ASIC Commissioner Kate O’Rourke commented, “These surveillance programs aim to enhance the integrity and quality of financial reporting and auditing in Australia. We expect all entities to provide reports and audits that are accurate, complete and informative.”
How revenue is recognized, how assets are valued, and how provisions are estimated
For the new reporting period, ASIC will continue its focus on areas that involve significant professional judgment, including how revenue is recognized, how assets are valued, and how provisions are estimated. The regulator flagged that preparers should be especially cautious in light of recent volatility in capital markets.
Audit supervision will also intensify, with the regulator reviewing a greater number of audit files. ASIC will select audits where changes were made to financial information or where material misstatement risk is suspected. Some files will be selected randomly, including across entities that fall within its regulated population.
The regulator is extending its review of registerable superannuation entities (RSEs), which for the first time were required to submit audited financial reports in 2024. Roughly half of the initial filings have already been reviewed. In 2025–26, ASIC will examine the remaining filings and a selection of related audit files. Particular attention will be given to how investment portfolios are measured and disclosed, along with transparency in marketing and advertising expenses.
Surveillance also continues for companies that were formerly exempt from lodging financial reports under the “grandfathered entities” provision, which was removed in 2022. ASIC noted that some entities have yet to comply and confirmed it would follow up with companies that failed to meet their obligations. Ms O’Rourke added, “Many of these previously grandfathered entities are large companies and should be lodging financial reports. If the auditor is aware that a company is not complying with its lodgement obligations, they should inform ASIC through the appropriate channels.”
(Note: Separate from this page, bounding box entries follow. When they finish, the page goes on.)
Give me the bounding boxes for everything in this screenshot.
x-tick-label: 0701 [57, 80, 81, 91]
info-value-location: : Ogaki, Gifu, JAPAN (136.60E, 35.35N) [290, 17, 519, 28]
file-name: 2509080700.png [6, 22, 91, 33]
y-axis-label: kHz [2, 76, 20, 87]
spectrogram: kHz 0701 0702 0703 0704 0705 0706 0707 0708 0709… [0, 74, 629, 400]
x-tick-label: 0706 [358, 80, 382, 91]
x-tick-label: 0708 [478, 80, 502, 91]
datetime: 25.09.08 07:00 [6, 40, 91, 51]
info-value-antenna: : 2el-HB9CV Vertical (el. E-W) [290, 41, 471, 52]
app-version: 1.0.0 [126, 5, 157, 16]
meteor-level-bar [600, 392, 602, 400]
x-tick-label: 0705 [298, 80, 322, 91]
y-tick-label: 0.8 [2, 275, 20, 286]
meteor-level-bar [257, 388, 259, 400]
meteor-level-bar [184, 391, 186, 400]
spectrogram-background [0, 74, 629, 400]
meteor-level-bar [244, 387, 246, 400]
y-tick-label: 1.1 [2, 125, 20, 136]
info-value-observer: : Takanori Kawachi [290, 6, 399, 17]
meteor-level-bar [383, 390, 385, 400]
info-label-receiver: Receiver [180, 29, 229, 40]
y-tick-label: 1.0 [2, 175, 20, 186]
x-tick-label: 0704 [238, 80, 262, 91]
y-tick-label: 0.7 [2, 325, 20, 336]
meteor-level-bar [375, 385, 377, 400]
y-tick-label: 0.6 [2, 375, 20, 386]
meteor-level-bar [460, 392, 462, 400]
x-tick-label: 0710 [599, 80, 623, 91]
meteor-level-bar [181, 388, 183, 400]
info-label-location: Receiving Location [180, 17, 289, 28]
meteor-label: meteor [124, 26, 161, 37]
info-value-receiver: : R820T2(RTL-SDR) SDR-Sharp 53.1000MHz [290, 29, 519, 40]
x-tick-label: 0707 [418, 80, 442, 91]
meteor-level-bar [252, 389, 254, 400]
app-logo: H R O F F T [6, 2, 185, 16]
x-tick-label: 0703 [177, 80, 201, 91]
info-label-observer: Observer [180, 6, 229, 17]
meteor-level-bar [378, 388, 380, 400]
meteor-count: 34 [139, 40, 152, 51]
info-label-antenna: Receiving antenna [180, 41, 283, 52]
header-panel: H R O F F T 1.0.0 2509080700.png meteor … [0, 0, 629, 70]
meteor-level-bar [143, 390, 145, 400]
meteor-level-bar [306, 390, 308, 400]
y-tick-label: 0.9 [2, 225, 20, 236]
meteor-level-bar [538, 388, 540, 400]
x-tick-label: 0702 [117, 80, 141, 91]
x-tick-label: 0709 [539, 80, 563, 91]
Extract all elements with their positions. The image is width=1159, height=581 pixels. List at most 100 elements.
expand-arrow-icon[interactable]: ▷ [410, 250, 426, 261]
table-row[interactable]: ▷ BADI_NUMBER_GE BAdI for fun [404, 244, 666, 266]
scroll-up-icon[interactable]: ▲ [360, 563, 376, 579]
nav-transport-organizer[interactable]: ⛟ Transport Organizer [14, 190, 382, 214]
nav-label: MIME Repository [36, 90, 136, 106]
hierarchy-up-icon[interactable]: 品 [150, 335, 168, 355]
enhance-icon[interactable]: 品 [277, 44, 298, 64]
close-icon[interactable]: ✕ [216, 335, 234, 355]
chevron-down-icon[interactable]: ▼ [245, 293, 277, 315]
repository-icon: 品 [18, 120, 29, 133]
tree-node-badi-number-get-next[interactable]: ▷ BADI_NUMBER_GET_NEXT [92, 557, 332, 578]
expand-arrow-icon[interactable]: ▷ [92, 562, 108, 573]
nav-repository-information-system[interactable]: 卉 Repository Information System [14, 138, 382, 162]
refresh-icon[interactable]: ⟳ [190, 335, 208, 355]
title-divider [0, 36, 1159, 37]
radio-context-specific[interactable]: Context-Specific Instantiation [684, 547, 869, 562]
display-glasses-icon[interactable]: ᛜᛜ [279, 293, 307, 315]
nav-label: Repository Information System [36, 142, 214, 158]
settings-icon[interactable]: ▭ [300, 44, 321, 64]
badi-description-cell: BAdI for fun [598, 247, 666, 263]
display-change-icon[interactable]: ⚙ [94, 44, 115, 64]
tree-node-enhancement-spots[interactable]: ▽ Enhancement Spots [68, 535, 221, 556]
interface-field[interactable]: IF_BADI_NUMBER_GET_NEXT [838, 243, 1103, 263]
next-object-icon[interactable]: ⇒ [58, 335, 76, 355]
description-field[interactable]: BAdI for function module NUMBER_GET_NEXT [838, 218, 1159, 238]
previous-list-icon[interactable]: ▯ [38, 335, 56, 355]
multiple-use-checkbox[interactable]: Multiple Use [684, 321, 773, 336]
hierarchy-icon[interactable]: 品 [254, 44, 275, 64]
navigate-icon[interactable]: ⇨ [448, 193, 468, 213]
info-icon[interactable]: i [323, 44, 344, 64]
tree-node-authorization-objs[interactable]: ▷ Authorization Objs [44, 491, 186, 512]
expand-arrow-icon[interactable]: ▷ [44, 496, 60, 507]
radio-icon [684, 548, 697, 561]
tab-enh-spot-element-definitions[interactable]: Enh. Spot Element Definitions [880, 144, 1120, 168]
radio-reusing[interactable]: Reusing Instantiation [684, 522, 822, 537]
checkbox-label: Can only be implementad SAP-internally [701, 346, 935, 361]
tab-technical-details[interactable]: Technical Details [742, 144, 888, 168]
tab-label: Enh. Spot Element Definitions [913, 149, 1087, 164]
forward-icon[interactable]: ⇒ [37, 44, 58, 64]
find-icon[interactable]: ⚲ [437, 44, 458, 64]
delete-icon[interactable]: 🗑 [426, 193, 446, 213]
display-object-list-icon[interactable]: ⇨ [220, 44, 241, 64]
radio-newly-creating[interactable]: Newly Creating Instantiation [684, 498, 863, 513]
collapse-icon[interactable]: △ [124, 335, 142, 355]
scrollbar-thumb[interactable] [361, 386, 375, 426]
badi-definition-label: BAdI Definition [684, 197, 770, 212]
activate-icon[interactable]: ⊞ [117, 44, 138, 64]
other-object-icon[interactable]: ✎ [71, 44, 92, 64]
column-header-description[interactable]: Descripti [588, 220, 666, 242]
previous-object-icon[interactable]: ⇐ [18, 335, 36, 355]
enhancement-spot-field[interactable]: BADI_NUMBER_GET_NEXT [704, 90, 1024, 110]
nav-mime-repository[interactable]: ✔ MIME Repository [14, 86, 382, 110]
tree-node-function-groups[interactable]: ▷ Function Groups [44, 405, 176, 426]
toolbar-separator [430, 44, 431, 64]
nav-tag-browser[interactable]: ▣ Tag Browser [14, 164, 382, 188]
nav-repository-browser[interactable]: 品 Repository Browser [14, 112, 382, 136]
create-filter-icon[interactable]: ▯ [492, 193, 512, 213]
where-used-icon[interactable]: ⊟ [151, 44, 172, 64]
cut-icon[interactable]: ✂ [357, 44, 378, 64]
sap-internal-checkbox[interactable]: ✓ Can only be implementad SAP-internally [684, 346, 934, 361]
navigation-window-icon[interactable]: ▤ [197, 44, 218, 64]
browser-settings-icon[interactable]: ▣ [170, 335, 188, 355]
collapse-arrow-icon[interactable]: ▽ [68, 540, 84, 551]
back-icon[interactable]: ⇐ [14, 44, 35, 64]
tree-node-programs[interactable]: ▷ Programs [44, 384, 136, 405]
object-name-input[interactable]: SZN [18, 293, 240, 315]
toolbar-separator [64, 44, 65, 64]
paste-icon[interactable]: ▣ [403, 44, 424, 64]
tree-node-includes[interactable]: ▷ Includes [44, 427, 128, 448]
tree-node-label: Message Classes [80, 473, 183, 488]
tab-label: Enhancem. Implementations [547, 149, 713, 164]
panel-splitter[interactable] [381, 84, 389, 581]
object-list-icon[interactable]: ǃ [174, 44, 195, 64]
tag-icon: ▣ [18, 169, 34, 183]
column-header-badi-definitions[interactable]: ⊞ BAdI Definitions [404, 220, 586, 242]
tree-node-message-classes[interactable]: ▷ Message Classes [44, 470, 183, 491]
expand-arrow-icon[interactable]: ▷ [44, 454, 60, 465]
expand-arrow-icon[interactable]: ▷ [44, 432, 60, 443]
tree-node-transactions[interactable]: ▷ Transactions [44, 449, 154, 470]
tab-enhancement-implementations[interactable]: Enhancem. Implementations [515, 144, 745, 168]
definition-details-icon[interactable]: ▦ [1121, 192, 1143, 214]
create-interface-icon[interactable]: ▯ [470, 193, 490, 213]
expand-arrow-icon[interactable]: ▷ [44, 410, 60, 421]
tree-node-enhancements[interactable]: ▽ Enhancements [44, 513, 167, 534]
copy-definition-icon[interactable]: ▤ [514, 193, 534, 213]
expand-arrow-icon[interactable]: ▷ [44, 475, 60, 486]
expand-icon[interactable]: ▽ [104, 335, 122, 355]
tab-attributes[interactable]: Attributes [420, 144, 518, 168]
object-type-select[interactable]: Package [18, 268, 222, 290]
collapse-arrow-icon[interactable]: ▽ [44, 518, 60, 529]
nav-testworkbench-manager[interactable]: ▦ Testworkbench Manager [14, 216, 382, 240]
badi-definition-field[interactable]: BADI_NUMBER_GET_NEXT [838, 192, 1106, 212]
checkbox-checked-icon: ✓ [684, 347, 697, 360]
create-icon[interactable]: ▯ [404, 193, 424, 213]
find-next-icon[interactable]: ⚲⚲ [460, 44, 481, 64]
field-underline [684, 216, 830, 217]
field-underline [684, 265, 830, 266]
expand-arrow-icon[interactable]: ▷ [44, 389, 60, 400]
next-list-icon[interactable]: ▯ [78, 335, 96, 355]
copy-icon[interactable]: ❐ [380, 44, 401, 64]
Sustainability disclosures will be another area of active supervision. Starting January 2025, Group 1 entities meeting specific thresholds must report under the AASB S2 climate-related disclosure standards. ASIC expects impacted companies to begin preparations immediately if they haven’t already. The regulator will review initial disclosures with December 2025 year-ends and share its findings publicly. ASIC said it would adopt a measured approach during the early implementation phase but stressed the importance of compliance.
Auditor independence and conflict-of-interest oversight will also remain a key enforcement theme. ASIC is conducting large-scale reviews and expects to publish results later in 2025. According to the Commission, nearly 50 auditors are currently under detailed review based on a screening of more than 100 engagements.
The Commission is also updating its guidance for public companies. Information Sheet 284 now includes changes related to the disclosure of tax residency in consolidated entity statements. The revision reflects recent legislative clarifications and is applicable to financial years beginning on or after 1 July 2024.
ASIC’s surveillance activities cover publicly listed companies, large proprietary entities, grandfathered firms, and regulated superannuation funds. These programs are intended to ensure compliance with financial reporting standards and legislative requirements, and the 2025–26 agenda will build on insights from its previous cycle as detailed in Report 799, released in October 2024.